Will significantly streamline the urgent transport of blood products, reducing bureaucracy in medical emergency situations.

Data recording

The exception for small data recorders with lithium batteries will be extended to include sodium-ion batteries

Acknowledges the next major battery technology before it floods the market.

Hybrid batteries

A specific guidance will be created for classifying batteries combining lithium-ion and sodium-ion cells in a single pack

The regulations anticipate a technology still in the laboratory rather than waiting for it to become widespread before regulating it.

Aerosols

Certain types that, in addition to being flammable, meet the criteria of another hazard class (such as toxicity) will be prohibited

Simplifies the classification of complex products by choosing the safest approach: prohibiting them outright.

Personal use

A note will be added clarifying what 'personal use' means for passenger items

Ends the grey area: 10 hairdryers in sealed retail packaging are not 'personal use'. Gives airlines a solid basis for rejecting disguised commercial shipments.

New UN numbers

Entries for solid chloropheles (toxic) and for lithium and sodium batteries installed in cargo transport units (refrigerated containers)

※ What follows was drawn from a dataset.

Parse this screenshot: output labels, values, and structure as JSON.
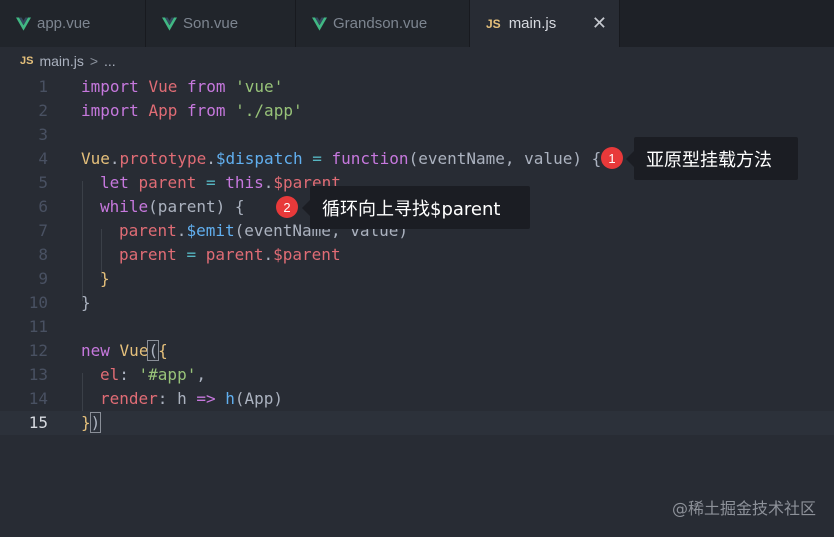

Regulates not only the battery but the equipment containing it as an autonomous energy source.

 

6. Clearing the past: provisions removed and corrected

The 67th edition also carries out maintenance work that is equally necessary. Special provision A1 — applicable to a type of packaging the industry has abandoned — is removed, because keeping it is equivalent to having a traffic rule for horse-drawn carriages in a city of electric vehicles: it only creates confusion. A contradictory sentence in A100 is corrected and the removal of A226 mid-edition is announced.

Every provision removed or corrected prevents someone, somewhere in the world, from applying a standard that no longer makes sense. It is debugging the code to ensure there are no obsolete lines that could cause an error.

The IATA Dangerous Goods Regulations are a living organism adapting to two simultaneous and unstoppable pressures: technological innovation that continuously creates new risks, and the internal need to become ever clearer, more standardised, and more unambiguous. The regulations are not a containment wall — they are a constantly self-correcting guidance system. And this leaves us with a question that goes beyond the technical: in a global system so complex, with so many actors, cultures, and languages, is the battle against misinterpretation and human error a safety challenge as great as — or perhaps even greater than — the intrinsic hazardousness of the materials being regulated?